The Elements of Moral Philosophy
- Cover of the first edition
- Author: James Rachels
- Language: English
- Subject: Ethics
- Published: 1986 (McGraw-Hill, 1st edition); 1993 (2nd edition); 1999 (3rd edition); 2003 (4th edition); 2007 (5th edition); 2009 (6th edition); 2011 (7th edition); 2014 (8th edition); 2018 (9th edition); 2023 (10th edition);
- Publication place: United States
- Media type: Print (Hardcover and Paperback)
- ISBN: 0-07-282574-X
- OCLC: 173081152

= The Elements of Moral Philosophy =

Ethics textbook

The Elements of Moral Philosophy is a 1986 ethics textbook by the philosophers James Rachels and Stuart Rachels. It explains a number of moral theories and topics, including cultural relativism, subjectivism, divine command theory, ethical egoism, social contract theory, utilitarianism, Kantian ethics, and deontology. The book uses real-life examples in explaining the theories.

The author considers some problems such as relativism and moral subjectivism, religion and its relations with morality, the ethical and psychological selfishness of people, at the same time that he shows us some very important normative theories, such as Kantianism, utilitarianism, ethics of virtue, feminist ethics, and contractualist theories. The book is not intended to give a clear and unified theory about the "truth" of all of the analyzed topics, but does make some judgements about them through rational argument.

== Topics ==

=== The moral ===
The book tells us that morality refers to, at the very least, the effort to guide our behavior for reasons. This refers to doing something for which there are better reasons while giving equal weight to the interests of each person who will be affected by what we do. It also gives us a clear picture of what it means to be morally responsible. He is someone who looks out impartially for the interests of everyone who is affected by his actions, someone who carefully distinguishes facts and evaluates their implications, someone who accepts principles of conduct after carefully analyzing them to be sure that are concrete, be willing to listen to reason even when it means for him to have to review his own previous convictions and finally be willing to act on the consequences of his consideration.

=== Ethical Egoism ===
Within the chapter of ethical egoism, it is discussed how people act in or carry out their activities in a disinterested way. Many people in the day to day carry out actions in which they help and benefit each other.

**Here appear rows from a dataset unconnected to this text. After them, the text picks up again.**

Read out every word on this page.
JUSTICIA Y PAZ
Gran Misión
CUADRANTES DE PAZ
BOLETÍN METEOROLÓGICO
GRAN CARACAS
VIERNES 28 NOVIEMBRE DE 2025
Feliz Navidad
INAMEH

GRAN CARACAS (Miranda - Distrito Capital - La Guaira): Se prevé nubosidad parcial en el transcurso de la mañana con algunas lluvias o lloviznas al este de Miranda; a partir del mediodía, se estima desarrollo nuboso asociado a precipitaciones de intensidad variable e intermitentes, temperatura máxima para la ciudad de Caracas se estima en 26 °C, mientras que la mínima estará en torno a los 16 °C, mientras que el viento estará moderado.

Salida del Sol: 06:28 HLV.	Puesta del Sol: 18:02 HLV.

Community work, donations, foundations and social service work are many examples of people who act in a disinterested way always thinking of helping their neighbor, however in this chapter a theory of human nature called "psychological selfishness" is mentioned in which tells us that no one is capable of acting disinterestedly since the aforementioned is an illusion and all people act always thinking in themselves.

=== Does Morality depend on religion? ===
The discussion between whether there is a connection between morality and religion and its influence within it are topics that this chapter addresses. People's assumptions tend to see religious entities as moral representatives and take them as good moral advisers but it is because it is viewed from a non-religious perspective in which the world without religion is a cold and meaningless place for many people.

==Editions==
James Rachels wrote the first edition in 1986. He revised the book three times, adding a chapter on "The Ethics of Virtue" in 1993 and a chapter on "Feminism and the Ethics of Care" in 1999. The fourth edition appeared in 2003, the year Rachels died. Since then, his son Stuart has written the fifth edition and the sixth edition, which was released in April 2009. An eighth edition was released in October 2014, a ninth in May 2018 and a tenth in 2023. The book has been translated into Italian, Portuguese, Chinese, Indonesian, Korean, Spanish, Norwegian, Swedish, Persian and Albanian. It is known for its accessibility to a wide readership.